Estonian prime minister Andrus Ansip’s government implemented an austerity programme. You were among the masterminds behind that programme. Are the austerity measures the way to fight the economic slowdown? Should they be adapted in other countries fighting the crisis at the moment?
I was the head of the financial committee in parliament at the beginning of the crisis and became minister of finance at the hardest time. My personal experience and also international lessons have convinced me that there is no alternative to sound public finances, quick reaction and austerity. First of all balances and the quality of spending is the key to recovery from govenrment’s side. This is also a good opportunity for companies and people to adjust to new conditions and increase competitiveness.
The rate of unemployment in Estonia, at 12%, is exceptionally high, especially given the size and the demographic structure of the country. Why is that and what is the government’s programme to tackle unemployment?
Estonia's labor market has been highly flexible and this is the key strength of the economy. Naturally, this could mean labour realloction between sectors, if economic circumstances change. As a small country, we do not have a viable option to postpone the necessary changes for political purposes if some industries go out of business.
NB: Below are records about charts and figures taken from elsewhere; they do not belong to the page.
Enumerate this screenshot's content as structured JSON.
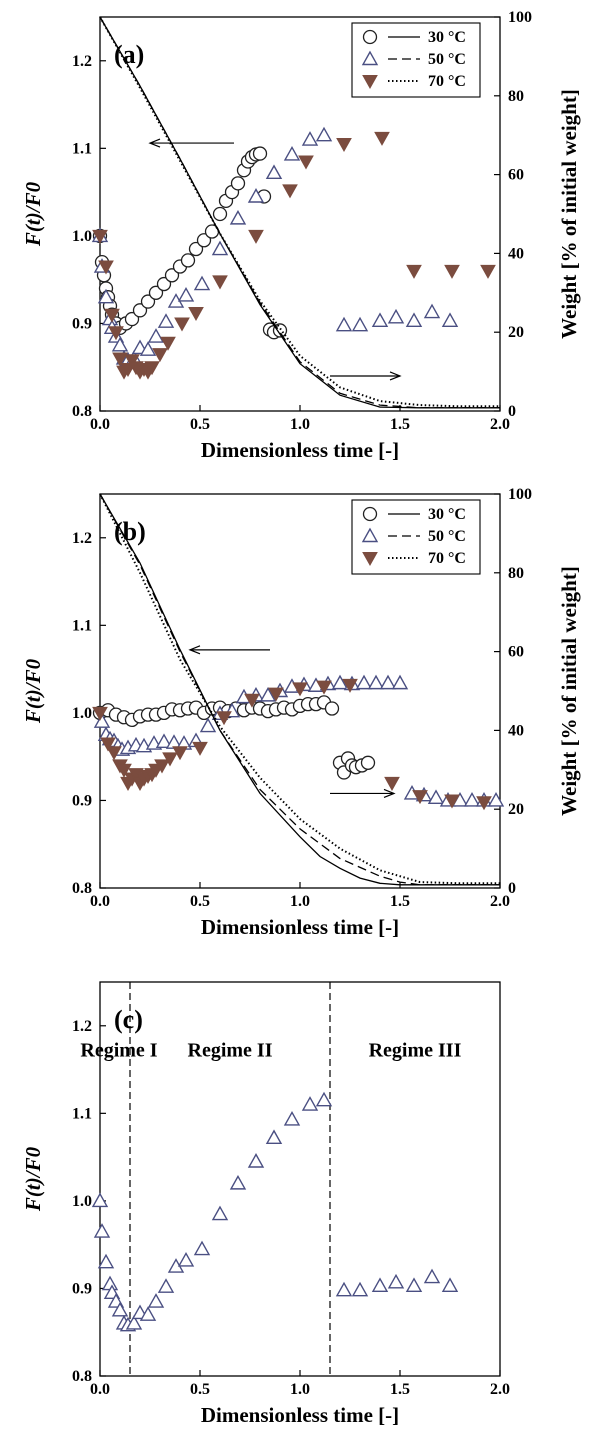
{
  "colors": {
    "circle": "#222222",
    "triangle_up": "#4a4f82",
    "triangle_down": "#7b4c3f"
  },
  "chart_data": [
    {
      "panel": "(a)",
      "type": "scatter",
      "xlabel": "Dimensionless time [-]",
      "ylabel_left": "F(t)/F0",
      "ylabel_right": "Weight [% of initial weight]",
      "xlim": [
        0,
        2
      ],
      "ylim": [
        0.8,
        1.25
      ],
      "ylim_right": [
        0,
        100
      ],
      "x_ticks": [
        "0.0",
        "0.5",
        "1.0",
        "1.5",
        "2.0"
      ],
      "y_ticks": [
        "0.8",
        "0.9",
        "1.0",
        "1.1",
        "1.2"
      ],
      "y_ticks_right": [
        "0",
        "20",
        "40",
        "60",
        "80",
        "100"
      ],
      "legend_position": "top-right",
      "legend": [
        {
          "marker": "circle",
          "line": "solid",
          "label": "30 °C"
        },
        {
          "marker": "triangle-up",
          "line": "dashed",
          "label": "50 °C"
        },
        {
          "marker": "triangle-down",
          "line": "dotted",
          "label": "70 °C"
        }
      ],
      "series": [
        {
          "name": "30 °C",
          "marker": "circle",
          "axis": "left",
          "x": [
            0.0,
            0.01,
            0.02,
            0.03,
            0.04,
            0.05,
            0.06,
            0.08,
            0.1,
            0.13,
            0.16,
            0.2,
            0.24,
            0.28,
            0.32,
            0.36,
            0.4,
            0.44,
            0.48,
            0.52,
            0.56,
            0.6,
            0.63,
            0.66,
            0.69,
            0.72,
            0.74,
            0.76,
            0.78,
            0.8,
            0.82,
            0.85,
            0.87,
            0.9
          ],
          "y": [
            1.0,
            0.97,
            0.955,
            0.94,
            0.93,
            0.92,
            0.91,
            0.9,
            0.895,
            0.9,
            0.905,
            0.915,
            0.925,
            0.935,
            0.945,
            0.955,
            0.965,
            0.972,
            0.985,
            0.995,
            1.005,
            1.025,
            1.04,
            1.05,
            1.06,
            1.075,
            1.085,
            1.09,
            1.093,
            1.094,
            1.045,
            0.893,
            0.89,
            0.892
          ]
        },
        {
          "name": "50 °C",
          "marker": "triangle-up",
          "axis": "left",
          "x": [
            0.0,
            0.01,
            0.03,
            0.05,
            0.06,
            0.08,
            0.1,
            0.12,
            0.14,
            0.17,
            0.2,
            0.24,
            0.28,
            0.33,
            0.38,
            0.43,
            0.51,
            0.6,
            0.69,
            0.78,
            0.87,
            0.96,
            1.05,
            1.12,
            1.22,
            1.3,
            1.4,
            1.48,
            1.57,
            1.66,
            1.75
          ],
          "y": [
            1.0,
            0.965,
            0.93,
            0.905,
            0.895,
            0.885,
            0.875,
            0.86,
            0.858,
            0.86,
            0.872,
            0.87,
            0.885,
            0.902,
            0.925,
            0.932,
            0.945,
            0.985,
            1.02,
            1.045,
            1.072,
            1.093,
            1.11,
            1.115,
            0.898,
            0.898,
            0.903,
            0.907,
            0.903,
            0.913,
            0.903
          ]
        },
        {
          "name": "70 °C",
          "marker": "triangle-down",
          "axis": "left",
          "x": [
            0.0,
            0.03,
            0.06,
            0.08,
            0.1,
            0.12,
            0.14,
            0.16,
            0.18,
            0.2,
            0.22,
            0.24,
            0.26,
            0.3,
            0.34,
            0.41,
            0.48,
            0.6,
            0.78,
            0.95,
            1.03,
            1.22,
            1.41,
            1.57,
            1.76,
            1.94
          ],
          "y": [
            1.0,
            0.965,
            0.91,
            0.89,
            0.86,
            0.845,
            0.848,
            0.858,
            0.85,
            0.845,
            0.848,
            0.845,
            0.85,
            0.865,
            0.878,
            0.9,
            0.912,
            0.948,
            1.0,
            1.052,
            1.085,
            1.105,
            1.112,
            0.96,
            0.96,
            0.96
          ]
        },
        {
          "name": "30 °C",
          "line": "solid",
          "axis": "right",
          "x": [
            0.0,
            0.2,
            0.4,
            0.6,
            0.8,
            1.0,
            1.2,
            1.4,
            1.6,
            1.8,
            2.0
          ],
          "y": [
            100,
            82.5,
            64,
            45,
            27,
            12,
            4,
            1,
            0.8,
            0.8,
            0.8
          ]
        },
        {
          "name": "50 °C",
          "line": "dashed",
          "axis": "right",
          "x": [
            0.0,
            0.2,
            0.4,
            0.6,
            0.8,
            1.0,
            1.2,
            1.4,
            1.6,
            1.8,
            2.0
          ],
          "y": [
            100,
            82.5,
            64,
            45,
            27.5,
            12.5,
            4.5,
            1.5,
            0.8,
            0.8,
            0.8
          ]
        },
        {
          "name": "70 °C",
          "line": "dotted",
          "axis": "right",
          "x": [
            0.0,
            0.2,
            0.4,
            0.6,
            0.8,
            1.0,
            1.2,
            1.4,
            1.6,
            1.8,
            2.0
          ],
          "y": [
            100,
            82,
            63.5,
            45,
            28,
            14,
            6,
            2.5,
            1.5,
            1.2,
            1.2
          ]
        }
      ],
      "annotations": [
        {
          "type": "arrow",
          "direction": "left",
          "x_from": 0.67,
          "x_to": 0.25,
          "y": 1.106
        },
        {
          "type": "arrow",
          "direction": "right",
          "x_from": 1.15,
          "x_to": 1.5,
          "y": 0.84
        }
      ]
    },
    {
      "panel": "(b)",
      "type": "scatter",
      "xlabel": "Dimensionless time [-]",
      "ylabel_left": "F(t)/F0",
      "ylabel_right": "Weight [% of initial weight]",
      "xlim": [
        0,
        2
      ],
      "ylim": [
        0.8,
        1.25
      ],
      "ylim_right": [
        0,
        100
      ],
      "x_ticks": [
        "0.0",
        "0.5",
        "1.0",
        "1.5",
        "2.0"
      ],
      "y_ticks": [
        "0.8",
        "0.9",
        "1.0",
        "1.1",
        "1.2"
      ],
      "y_ticks_right": [
        "0",
        "20",
        "40",
        "60",
        "80",
        "100"
      ],
      "legend_position": "top-right",
      "legend": [
        {
          "marker": "circle",
          "line": "solid",
          "label": "30 °C"
        },
        {
          "marker": "triangle-up",
          "line": "dashed",
          "label": "50 °C"
        },
        {
          "marker": "triangle-down",
          "line": "dotted",
          "label": "70 °C"
        }
      ],
      "series": [
        {
          "name": "30 °C",
          "marker": "circle",
          "axis": "left",
          "x": [
            0.0,
            0.04,
            0.08,
            0.12,
            0.16,
            0.2,
            0.24,
            0.28,
            0.32,
            0.36,
            0.4,
            0.44,
            0.48,
            0.52,
            0.56,
            0.6,
            0.64,
            0.68,
            0.72,
            0.76,
            0.8,
            0.84,
            0.88,
            0.92,
            0.96,
            1.0,
            1.04,
            1.08,
            1.12,
            1.16,
            1.2,
            1.22,
            1.24,
            1.26,
            1.28,
            1.31,
            1.34
          ],
          "y": [
            1.0,
            1.003,
            0.998,
            0.995,
            0.992,
            0.996,
            0.998,
            0.998,
            1.0,
            1.004,
            1.003,
            1.005,
            1.006,
            1.0,
            1.005,
            1.006,
            1.002,
            1.005,
            1.003,
            1.006,
            1.005,
            1.002,
            1.004,
            1.006,
            1.004,
            1.008,
            1.01,
            1.01,
            1.012,
            1.005,
            0.943,
            0.932,
            0.948,
            0.94,
            0.938,
            0.94,
            0.943
          ]
        },
        {
          "name": "50 °C",
          "marker": "triangle-up",
          "axis": "left",
          "x": [
            0.01,
            0.03,
            0.05,
            0.07,
            0.09,
            0.11,
            0.14,
            0.18,
            0.22,
            0.27,
            0.32,
            0.37,
            0.42,
            0.48,
            0.54,
            0.6,
            0.66,
            0.72,
            0.78,
            0.84,
            0.9,
            0.96,
            1.02,
            1.08,
            1.14,
            1.2,
            1.26,
            1.32,
            1.38,
            1.44,
            1.5,
            1.56,
            1.62,
            1.68,
            1.74,
            1.8,
            1.86,
            1.92,
            1.98
          ],
          "y": [
            0.99,
            0.975,
            0.97,
            0.968,
            0.962,
            0.958,
            0.96,
            0.963,
            0.962,
            0.965,
            0.967,
            0.966,
            0.965,
            0.968,
            0.985,
            0.999,
            1.002,
            1.018,
            1.02,
            1.02,
            1.025,
            1.03,
            1.032,
            1.031,
            1.033,
            1.034,
            1.033,
            1.034,
            1.034,
            1.034,
            1.034,
            0.908,
            0.906,
            0.903,
            0.9,
            0.9,
            0.9,
            0.9,
            0.9
          ]
        },
        {
          "name": "70 °C",
          "marker": "triangle-down",
          "axis": "left",
          "x": [
            0.0,
            0.04,
            0.07,
            0.1,
            0.12,
            0.14,
            0.16,
            0.18,
            0.2,
            0.22,
            0.24,
            0.26,
            0.28,
            0.31,
            0.35,
            0.4,
            0.5,
            0.62,
            0.76,
            0.88,
            1.0,
            1.12,
            1.25,
            1.46,
            1.6,
            1.76,
            1.92
          ],
          "y": [
            1.0,
            0.965,
            0.955,
            0.94,
            0.935,
            0.92,
            0.925,
            0.93,
            0.92,
            0.925,
            0.928,
            0.93,
            0.935,
            0.94,
            0.948,
            0.955,
            0.96,
            0.995,
            1.015,
            1.022,
            1.028,
            1.03,
            1.032,
            0.92,
            0.905,
            0.9,
            0.898
          ]
        },
        {
          "name": "30 °C",
          "line": "solid",
          "axis": "right",
          "x": [
            0.0,
            0.2,
            0.4,
            0.6,
            0.8,
            1.0,
            1.1,
            1.2,
            1.3,
            1.4,
            1.5,
            1.6,
            1.8,
            2.0
          ],
          "y": [
            100,
            82.5,
            60.5,
            40,
            24,
            13,
            8,
            5,
            2.5,
            1.2,
            0.8,
            0.8,
            0.8,
            0.8
          ]
        },
        {
          "name": "50 °C",
          "line": "dashed",
          "axis": "right",
          "x": [
            0.0,
            0.2,
            0.4,
            0.6,
            0.8,
            1.0,
            1.2,
            1.4,
            1.5,
            1.6,
            1.8,
            2.0
          ],
          "y": [
            100,
            82,
            60,
            40,
            25,
            15,
            7.5,
            3,
            1.5,
            0.8,
            0.8,
            0.8
          ]
        },
        {
          "name": "70 °C",
          "line": "dotted",
          "axis": "right",
          "x": [
            0.0,
            0.2,
            0.4,
            0.6,
            0.8,
            1.0,
            1.2,
            1.4,
            1.6,
            1.8,
            2.0
          ],
          "y": [
            100,
            80,
            58,
            41,
            28,
            17.5,
            10,
            4.5,
            1.5,
            1.2,
            1.2
          ]
        }
      ],
      "annotations": [
        {
          "type": "arrow",
          "direction": "left",
          "x_from": 0.85,
          "x_to": 0.45,
          "y": 1.072
        },
        {
          "type": "arrow",
          "direction": "right",
          "x_from": 1.15,
          "x_to": 1.47,
          "y": 0.908
        }
      ]
    },
    {
      "panel": "(c)",
      "type": "scatter",
      "xlabel": "Dimensionless time [-]",
      "ylabel_left": "F(t)/F0",
      "xlim": [
        0,
        2
      ],
      "ylim": [
        0.8,
        1.25
      ],
      "x_ticks": [
        "0.0",
        "0.5",
        "1.0",
        "1.5",
        "2.0"
      ],
      "y_ticks": [
        "0.8",
        "0.9",
        "1.0",
        "1.1",
        "1.2"
      ],
      "regime_boundaries": [
        0.15,
        1.15
      ],
      "regime_labels": [
        "Regime I",
        "Regime II",
        "Regime III"
      ],
      "series": [
        {
          "name": "50 °C",
          "marker": "triangle-up",
          "axis": "left",
          "x": [
            0.0,
            0.01,
            0.03,
            0.05,
            0.06,
            0.08,
            0.1,
            0.12,
            0.14,
            0.17,
            0.2,
            0.24,
            0.28,
            0.33,
            0.38,
            0.43,
            0.51,
            0.6,
            0.69,
            0.78,
            0.87,
            0.96,
            1.05,
            1.12,
            1.22,
            1.3,
            1.4,
            1.48,
            1.57,
            1.66,
            1.75
          ],
          "y": [
            1.0,
            0.965,
            0.93,
            0.905,
            0.895,
            0.885,
            0.875,
            0.86,
            0.858,
            0.86,
            0.872,
            0.87,
            0.885,
            0.902,
            0.925,
            0.932,
            0.945,
            0.985,
            1.02,
            1.045,
            1.072,
            1.093,
            1.11,
            1.115,
            0.898,
            0.898,
            0.903,
            0.907,
            0.903,
            0.913,
            0.903
          ]
        }
      ]
    }
  ]
}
In our case, the key messages are that the number of unemployed has almost halved in the year since early 2010, and Estonian people have remained active labour market participants. We expect job creation to continue.
Unemployment in Estonia reached its peak in the first quarter of 2010, at 19.8% (136,800 people). Now it is at 12%, and is expected to continue falling. The government adopted the 'action plan' for reducing unemployment in September 2009. This plan foresees the extension of active labour market measures as well as increases in the financing of employment programmes. The action plan also includes support for the creation of new jobs; measures for preventing inactivity; the enhancement of additional training and retraining opportunities; and the availability and flexibility of career counselling.
The employment rate is already increasing quickly. Wages have increased between 4% and 5% this year, which is clearly below the growth of profitability. Compared to the Scandinavian wage level, wages are about three to four times smaller in Estonia, so an increase in the cost of labour does not play too big a role here. Looking at the change in the structure of exports, investments are probably made in more capital-intensive sectors and less in labour-intensive sectors.